Did Social Media Kill the Pop Song?

Not everyone buys it. Despite the study’s findings, “I don’t think hip-hop lyrics are angrier,” says Dame Aubrey, head of A&R at CMG Records and Management, a music label that represents rappers Moneybagg Yo, BlocBoy JB and GloRilla. If anything, Aubrey says, the changes we’re hearing are a product of that How Music has expanded. It’s simple, says Aubrey: more people, more perspectives. Due to available technology, the medium is now more accessible. “There are just a lot more artists that have the opportunity to be heard because it has basically become a trend to make music.”

An important change in all of this is how a song becomes popular and what creates its popularity.

In the age of social media, this can often lead to more of the same species of noise, although this is not always the case. So when Lamar throws punches at Drake, calling him one of the “goofies with a check” and then saying, “Before all your dogs get buried / That’s a K with all these nines, he’ll see the pet cemetery” – the verse wins on

Rap has always gotten a bad rap.
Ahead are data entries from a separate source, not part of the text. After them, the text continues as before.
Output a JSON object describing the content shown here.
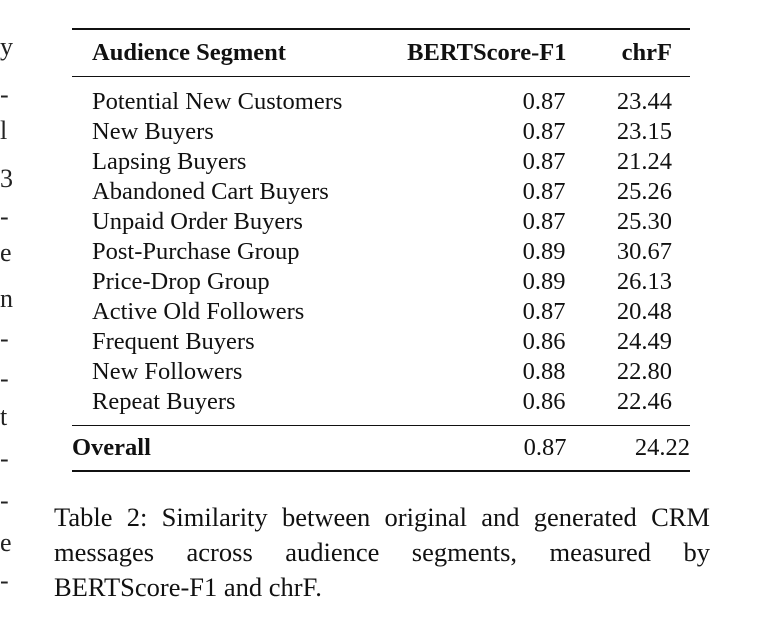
{
  "left_fragments": [
    "y",
    "-",
    "l",
    "3",
    "-",
    "e",
    "n",
    "-",
    "-",
    "t",
    "-",
    "-",
    "e",
    "-"
  ],
  "table": {
    "columns": [
      "Audience Segment",
      "BERTScore-F1",
      "chrF"
    ],
    "rows": [
      {
        "segment": "Potential New Customers",
        "bertscore": "0.87",
        "chrf": "23.44"
      },
      {
        "segment": "New Buyers",
        "bertscore": "0.87",
        "chrf": "23.15"
      },
      {
        "segment": "Lapsing Buyers",
        "bertscore": "0.87",
        "chrf": "21.24"
      },
      {
        "segment": "Abandoned Cart Buyers",
        "bertscore": "0.87",
        "chrf": "25.26"
      },
      {
        "segment": "Unpaid Order Buyers",
        "bertscore": "0.87",
        "chrf": "25.30"
      },
      {
        "segment": "Post-Purchase Group",
        "bertscore": "0.89",
        "chrf": "30.67"
      },
      {
        "segment": "Price-Drop Group",
        "bertscore": "0.89",
        "chrf": "26.13"
      },
      {
        "segment": "Active Old Followers",
        "bertscore": "0.87",
        "chrf": "20.48"
      },
      {
        "segment": "Frequent Buyers",
        "bertscore": "0.86",
        "chrf": "24.49"
      },
      {
        "segment": "New Followers",
        "bertscore": "0.88",
        "chrf": "22.80"
      },
      {
        "segment": "Repeat Buyers",
        "bertscore": "0.86",
        "chrf": "22.46"
      }
    ],
    "overall": {
      "segment": "Overall",
      "bertscore": "0.87",
      "chrf": "24.22"
    }
  },
  "caption": "Table 2:  Similarity between original and generated CRM messages across audience segments, measured by BERTScore-F1 and chrF."
}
Ego, anger, swagger – these emotions are part of the genre’s raw identity. Since hip-hop’s inception 50 years ago, artists have used these feelings to illustrate their reality. Rap is sport. It’s theater. It’s exactly the kind of music that encourages the style of intense engagement that’s becoming increasingly common among online fans.

Are less positive lyrics actually on the rise, or does the popularity of a certain type of song simply reflect what the algorithm thinks we want to hear?

Streaming has changed the music industry in every way. Composing hits is somehow easier, but just as difficult. The winds of virality can still be unpredictable. While it’s not an exact science, it’s obvious how streaming playlists help bring a song to a large audience in a way that wouldn’t be possible with analog media.

“While there are certainly trends in organic popularity, what sets playlists apart is the importance and importance of context,” says JJ Italiano, head of global music curation and discovery at Spotify. “Even the most popular songs can vary greatly in performance depending on the playlist they are in and the other songs in that playlist.”

Dasha’s current viral hit “Austin” had around 10,000 streams when Spotify editors began programming it for their playlists, says Italiano, and it performed best when paired with similar, themed pop songs that ranged between Moving between country and pop and arranged between summery, guitar-heavy sequences are melodies (like Noah Kahan), narrative country songs (like Zach Bryan) or similar heartbreaking tracks from another genre (like Mitski). “Eventually the song became so popular on Spotify that it made it into our most popular playlist, Today’s Top Hits,” he says. But over time, Italiano notes, order becomes less important to a song’s lifespan as listeners develop a “deep familiarity” with the song.

Artists then make music in line with current trends and try to achieve the same reach as songs like “Austin” or “Like That”. In recent years, everything from war to heartbreak has influenced the music of the moment. That’s still true, but now TikTok, X and other platforms dominate the discussion as much as anything else. “Social media definitely plays a role in songwriting, just as community, movies and television once played a role,” Aubrey says of rap. Depending on the mood of the exchange among users, which varies from lukewarm to outraged depending on the artist, certain songs dominate the conversation. Taylor Swift’s most popular online titles are often ones that talk about contempt.

Even an artist like Milwaukee rapper Khal!l, who told WIRED in August that he wanted to “create an atmosphere where we can mosh pit but then also cry and hold hands and do shit,” is beholden to the algorithm. He rose to fame through TikTok, and the best way to maintain his presence on the app is to feed it with content that resonates: “We gotta ride this horse until the hooves fall off.”